Дно пузыря мурашками покрылось, Мочеворот у устья закружился, Простата в страхе спермой подавилась, Придаток правого яичка удавился.
Варикоцеле синее надулось, А парауретральные взопрели, Вся мочеполовая ужаснулась И задрожал под крайней плотью эпителий.
Да, это вам не через льды бодаться, И не за борт блевать от скверной водки. Любая среди наших операций – Почти что погружение подлодки.

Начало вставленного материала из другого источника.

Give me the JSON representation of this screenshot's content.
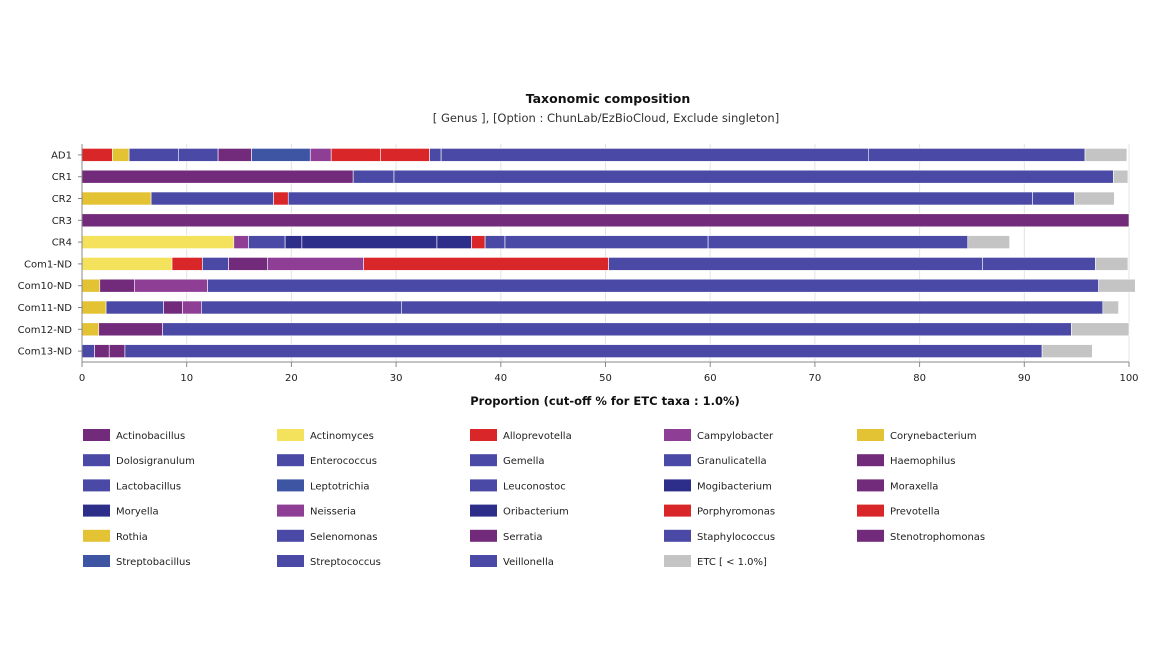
{
  "chart_data": {
    "type": "bar",
    "orientation": "horizontal",
    "stacked": true,
    "title": "Taxonomic composition",
    "subtitle": "[ Genus ], [Option : ChunLab/EzBioCloud, Exclude singleton]",
    "xlabel": "Proportion (cut-off % for ETC taxa : 1.0%)",
    "ylabel": "",
    "xlim": [
      0,
      100
    ],
    "xticks": [
      0,
      10,
      20,
      30,
      40,
      50,
      60,
      70,
      80,
      90,
      100
    ],
    "grid": true,
    "legend_position": "bottom",
    "categories": [
      "AD1",
      "CR1",
      "CR2",
      "CR3",
      "CR4",
      "Com1-ND",
      "Com10-ND",
      "Com11-ND",
      "Com12-ND",
      "Com13-ND"
    ],
    "series": [
      {
        "name": "Actinobacillus",
        "color": "#722a7b",
        "values": [
          0,
          0,
          0,
          0,
          0,
          0,
          0,
          0,
          0,
          0
        ]
      },
      {
        "name": "Actinomyces",
        "color": "#f5e25c",
        "values": [
          0,
          0,
          0,
          0,
          14.5,
          8.6,
          0,
          0,
          0,
          0
        ]
      },
      {
        "name": "Alloprevotella",
        "color": "#d92628",
        "values": [
          2.9,
          0,
          0,
          0,
          0,
          2.9,
          0,
          0,
          0,
          0
        ]
      },
      {
        "name": "Campylobacter",
        "color": "#8e3e95",
        "values": [
          0,
          0,
          0,
          0,
          1.4,
          0,
          0,
          0,
          0,
          0
        ]
      },
      {
        "name": "Corynebacterium",
        "color": "#e3c234",
        "values": [
          1.6,
          0,
          6.6,
          0,
          0,
          0,
          1.7,
          2.3,
          1.6,
          0
        ]
      },
      {
        "name": "Dolosigranulum",
        "color": "#4a4aa6",
        "values": [
          0,
          0,
          0,
          0,
          0,
          0,
          0,
          0,
          0,
          0
        ]
      },
      {
        "name": "Enterococcus",
        "color": "#4a4aa6",
        "values": [
          0,
          0,
          0,
          0,
          0,
          0,
          0,
          0,
          0,
          0
        ]
      },
      {
        "name": "Gemella",
        "color": "#4a4aa6",
        "values": [
          4.7,
          0,
          0,
          0,
          3.5,
          2.5,
          0,
          5.5,
          0,
          1.2
        ]
      },
      {
        "name": "Granulicatella",
        "color": "#4a4aa6",
        "values": [
          3.8,
          0,
          11.7,
          0,
          0,
          0,
          0,
          0,
          0,
          0
        ]
      },
      {
        "name": "Haemophilus",
        "color": "#722a7b",
        "values": [
          3.2,
          25.9,
          0,
          100,
          0,
          3.7,
          3.3,
          1.8,
          6.1,
          1.4
        ]
      },
      {
        "name": "Lactobacillus",
        "color": "#4a4aa6",
        "values": [
          0,
          0,
          0,
          0,
          0,
          0,
          0,
          0,
          0,
          0
        ]
      },
      {
        "name": "Leptotrichia",
        "color": "#3d55a3",
        "values": [
          5.6,
          0,
          0,
          0,
          0,
          0,
          0,
          0,
          0,
          0
        ]
      },
      {
        "name": "Leuconostoc",
        "color": "#4a4aa6",
        "values": [
          0,
          0,
          0,
          0,
          0,
          0,
          0,
          0,
          0,
          0
        ]
      },
      {
        "name": "Mogibacterium",
        "color": "#2d2d8a",
        "values": [
          0,
          0,
          0,
          0,
          1.6,
          0,
          0,
          0,
          0,
          0
        ]
      },
      {
        "name": "Moraxella",
        "color": "#722a7b",
        "values": [
          0,
          0,
          0,
          0,
          0,
          0,
          0,
          0,
          0,
          1.5
        ]
      },
      {
        "name": "Moryella",
        "color": "#2d2d8a",
        "values": [
          0,
          0,
          0,
          0,
          12.9,
          0,
          0,
          0,
          0,
          0
        ]
      },
      {
        "name": "Neisseria",
        "color": "#8e3e95",
        "values": [
          2.0,
          0,
          0,
          0,
          0,
          9.2,
          7.0,
          1.8,
          0,
          0
        ]
      },
      {
        "name": "Oribacterium",
        "color": "#2d2d8a",
        "values": [
          0,
          0,
          0,
          0,
          3.3,
          0,
          0,
          0,
          0,
          0
        ]
      },
      {
        "name": "Porphyromonas",
        "color": "#d92628",
        "values": [
          4.7,
          0,
          1.4,
          0,
          0,
          0,
          0,
          0,
          0,
          0
        ]
      },
      {
        "name": "Prevotella",
        "color": "#d92628",
        "values": [
          4.7,
          0,
          0,
          0,
          1.3,
          23.4,
          0,
          0,
          0,
          0
        ]
      },
      {
        "name": "Rothia",
        "color": "#e3c234",
        "values": [
          0,
          0,
          0,
          0,
          0,
          0,
          0,
          0,
          0,
          0
        ]
      },
      {
        "name": "Selenomonas",
        "color": "#4a4aa6",
        "values": [
          0,
          0,
          0,
          0,
          1.9,
          0,
          0,
          19.1,
          0,
          0
        ]
      },
      {
        "name": "Serratia",
        "color": "#722a7b",
        "values": [
          0,
          0,
          0,
          0,
          0,
          0,
          0,
          0,
          0,
          0
        ]
      },
      {
        "name": "Staphylococcus",
        "color": "#4a4aa6",
        "values": [
          1.1,
          3.9,
          0,
          0,
          0,
          0,
          0,
          0,
          0,
          0
        ]
      },
      {
        "name": "Stenotrophomonas",
        "color": "#722a7b",
        "values": [
          0,
          0,
          0,
          0,
          0,
          0,
          0,
          0,
          0,
          0
        ]
      },
      {
        "name": "Streptobacillus",
        "color": "#3d55a3",
        "values": [
          0,
          0,
          0,
          0,
          0,
          0,
          0,
          0,
          0,
          0
        ]
      },
      {
        "name": "Streptococcus",
        "color": "#4a4aa6",
        "values": [
          40.8,
          68.7,
          71.1,
          0,
          19.4,
          35.7,
          85.1,
          67.0,
          86.8,
          87.6
        ]
      },
      {
        "name": "Veillonella",
        "color": "#4a4aa6",
        "values": [
          20.7,
          0,
          4.0,
          0,
          24.8,
          10.8,
          0,
          0,
          0,
          0
        ]
      },
      {
        "name": "ETC [ < 1.0%]",
        "color": "#c4c4c4",
        "values": [
          4.0,
          1.4,
          3.8,
          0,
          4.0,
          3.1,
          3.5,
          1.5,
          5.5,
          4.8
        ]
      }
    ]
  }
}
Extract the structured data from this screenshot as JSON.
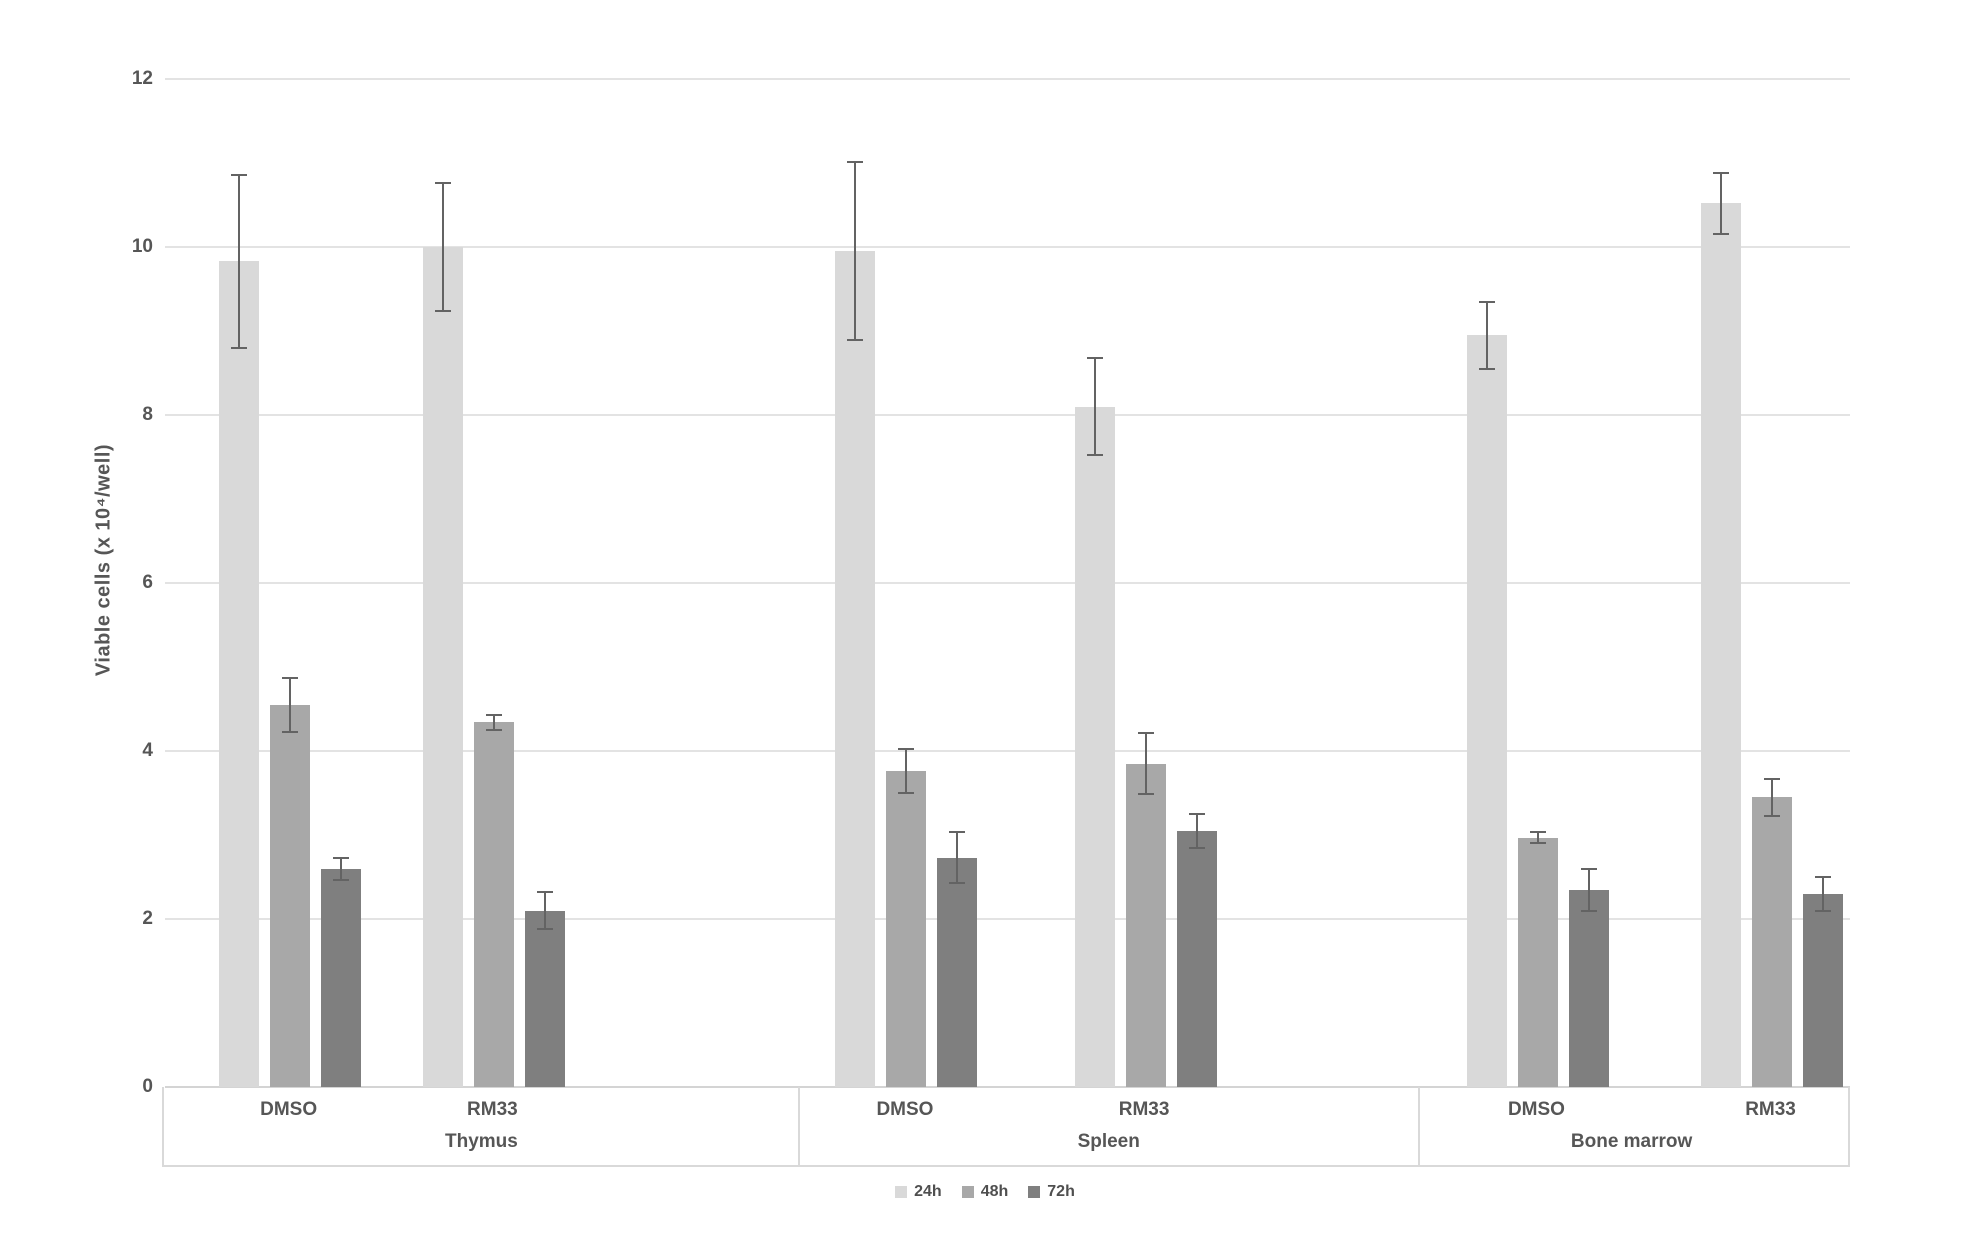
{
  "chart_data": {
    "type": "bar",
    "title": "",
    "xlabel": "",
    "ylabel": "Viable cells (x 10⁴/well)",
    "ylim": [
      0,
      12
    ],
    "yticks": [
      0,
      2,
      4,
      6,
      8,
      10,
      12
    ],
    "grid": "horizontal",
    "legend_position": "bottom-center",
    "legend": [
      "24h",
      "48h",
      "72h"
    ],
    "series": [
      {
        "name": "24h",
        "color": "#d9d9d9"
      },
      {
        "name": "48h",
        "color": "#a8a8a8"
      },
      {
        "name": "72h",
        "color": "#7f7f7f"
      }
    ],
    "error_bar_color": "#636363",
    "groups": [
      {
        "label": "Thymus",
        "conditions": [
          {
            "label": "DMSO",
            "values": [
              9.83,
              4.55,
              2.6
            ],
            "errors": [
              1.03,
              0.32,
              0.13
            ]
          },
          {
            "label": "RM33",
            "values": [
              10.0,
              4.34,
              2.1
            ],
            "errors": [
              0.76,
              0.09,
              0.22
            ]
          }
        ]
      },
      {
        "label": "Spleen",
        "conditions": [
          {
            "label": "DMSO",
            "values": [
              9.95,
              3.76,
              2.73
            ],
            "errors": [
              1.06,
              0.26,
              0.3
            ]
          },
          {
            "label": "RM33",
            "values": [
              8.1,
              3.85,
              3.05
            ],
            "errors": [
              0.58,
              0.36,
              0.2
            ]
          }
        ]
      },
      {
        "label": "Bone marrow",
        "conditions": [
          {
            "label": "DMSO",
            "values": [
              8.95,
              2.97,
              2.35
            ],
            "errors": [
              0.4,
              0.07,
              0.25
            ]
          },
          {
            "label": "RM33",
            "values": [
              10.52,
              3.45,
              2.3
            ],
            "errors": [
              0.36,
              0.22,
              0.2
            ]
          }
        ]
      }
    ],
    "layout_hints": {
      "group_bounds_pct": [
        0,
        37.7,
        74.5,
        99.8
      ],
      "cluster_centers_pct": [
        [
          7.4,
          19.5
        ],
        [
          44.0,
          58.2
        ],
        [
          81.5,
          95.4
        ]
      ]
    }
  }
}
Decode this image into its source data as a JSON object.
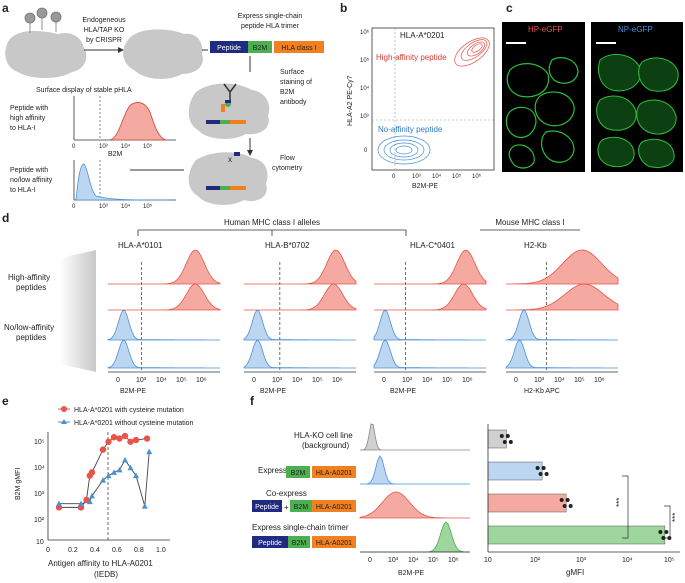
{
  "panels": {
    "a": "a",
    "b": "b",
    "c": "c",
    "d": "d",
    "e": "e",
    "f": "f"
  },
  "a": {
    "ko_line1": "Endogeneous",
    "ko_line2": "HLA/TAP KO",
    "ko_line3": "by CRISPR",
    "express_line1": "Express single-chain",
    "express_line2": "peptide HLA trimer",
    "construct": {
      "peptide": "Peptide",
      "b2m": "B2M",
      "hla": "HLA class I"
    },
    "surface_title": "Surface display of stable pHLA",
    "staining_line1": "Surface",
    "staining_line2": "staining of",
    "staining_line3": "B2M",
    "staining_line4": "antibody",
    "flow_line1": "Flow",
    "flow_line2": "cytometry",
    "high_line1": "Peptide with",
    "high_line2": "high affinity",
    "high_line3": "to HLA-I",
    "low_line1": "Peptide with",
    "low_line2": "no/low affinity",
    "low_line3": "to HLA-I",
    "axis_label": "B2M",
    "ticks": [
      "0",
      "10³",
      "10⁴",
      "10⁵"
    ]
  },
  "b": {
    "title": "HLA-A*0201",
    "high_label": "High-affinity peptide",
    "no_label": "No-affinity peptide",
    "ylabel": "HLA-A2 PE-Cy7",
    "xlabel": "B2M-PE",
    "xticks": [
      "0",
      "10³",
      "10⁴",
      "10⁵",
      "10⁶"
    ],
    "yticks": [
      "10⁶",
      "10⁵",
      "10⁴",
      "10³",
      "0"
    ]
  },
  "c": {
    "hp": "HP-eGFP",
    "np": "NP-eGFP"
  },
  "d": {
    "human_header": "Human MHC class I alleles",
    "mouse_header": "Mouse MHC class I",
    "alleles": [
      "HLA-A*0101",
      "HLA-B*0702",
      "HLA-C*0401",
      "H2-Kb"
    ],
    "row_high_1": "High-affinity",
    "row_high_2": "peptides",
    "row_low_1": "No/low-affinity",
    "row_low_2": "peptides",
    "xlabels": [
      "B2M-PE",
      "B2M-PE",
      "B2M-PE",
      "H2-Kb APC"
    ],
    "xticks": [
      "0",
      "10³",
      "10⁴",
      "10⁵",
      "10⁶"
    ]
  },
  "e": {
    "legend_red": "HLA-A*0201 with cysteine mutation",
    "legend_blue": "HLA-A*0201 without cysteine mutation",
    "ylabel": "B2M gMFI",
    "xlabel_1": "Antigen affinity to HLA-A0201",
    "xlabel_2": "(IEDB)",
    "xticks": [
      "0",
      "0.2",
      "0.4",
      "0.6",
      "0.8",
      "1.0"
    ],
    "yticks": [
      "10⁵",
      "10⁴",
      "10³",
      "10²",
      "10"
    ]
  },
  "f": {
    "row1_1": "HLA-KO cell line",
    "row1_2": "(background)",
    "row2_label": "Express",
    "row3_label": "Co-express",
    "row4_label": "Express single-chain trimer",
    "peptide": "Peptide",
    "b2m": "B2M",
    "hla": "HLA-A0201",
    "plus": "+",
    "hist_xlabel": "B2M-PE",
    "hist_ticks": [
      "0",
      "10³",
      "10⁴",
      "10⁵",
      "10⁶"
    ],
    "bar_xlabel": "gMFI",
    "bar_ticks": [
      "10",
      "10²",
      "10³",
      "10⁴",
      "10⁵"
    ],
    "sig1": "***",
    "sig2": "***"
  },
  "colors": {
    "red": "#e8534a",
    "blue": "#4a90d9",
    "green": "#4caf50",
    "navy": "#1f2a80",
    "orange": "#f08020",
    "gray": "#c8c8c8"
  }
}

А доктор, беспощадный и упрямый, Вам даст понять, кто вы, на самом деле. Опять он цистоскоп готовит рьяно, И дыбом волосы встают на чьем-то теле.
22.02.2003
Завтра должны быть на Новолазаревской. Айсберги куда-то подевались. Температура воды и воздуха за бортом – 0 гр. Снимал сегодня ЭКГ мирянам - это составляющая какой-то исследовательской работы. Большую часть времени сплю или валяю дурака.
23.02.2003
Погода отличная, облаков нет, ветер выдувает мозг через естественные отверстия. Мы вошли в пояс льдов и продвигаемся очень медленно. Появились полярные голуби и еще какие-то мелкие пичужки, похожие на ласточек. Пингвинов и тюленей пока нет. До Новолазаревской остается около 50 миль, может быть, к ночи доберемся. Серега с Колей готовятся к высадке – упаковывают вещи, подтаскивают их в помещения поближе к вертолетной площадке. В большей степени это, конечно, касается Сержа. Он набрал с собой добра не меньше, чем еврейский эмигрант из Гомеля. После полдника видел двух пингвинов и трех тюленей – славные колбаски! Один из тюленей только лениво приподнял голову, рассматривая наш корабль, другие два, видимо самка с детенышем, отползли подальше. Пингвины при подходе судна забегали по своей льдине, размахивая крылышками, а потом замерли в отдалении, рассматривая рассматривающих их людей. Ну а после ужина стали видны ледяной барьер и купол Антарктиды. Вдалеке по левому борту чернел корпус замершей во льдах «Магдалены». Встретилось несколько стаек императорских пингвинов, ныряющих в воду и выпрыгивающих обратно на льдину.
24.02.2003
НЭС «Академик Федоров» бодает ледяной припай у ледяного барьера станции Новолазаревская. По всей видимости, капитан хочет встать к барьеру, чтобы скачать топливо непосредственно на берег. С вечера мы стояли, врубившись во льды, а утром по чистой воде переместились на более выгодное место, после чего на вертолете отправились первые люди и грузы на Новолазаревскую. До сих пор наш МИ-8 стоял в ангаре со снятыми лопастями. Вчера в течение дня он был приведен в готовность, и сегодня мой славный товарищ Серега, старший врач станции Новолазаревская, первым бортом улетел к месту зимовки. Я этот торжественный момент проспал и не успел лично с ним попрощаться.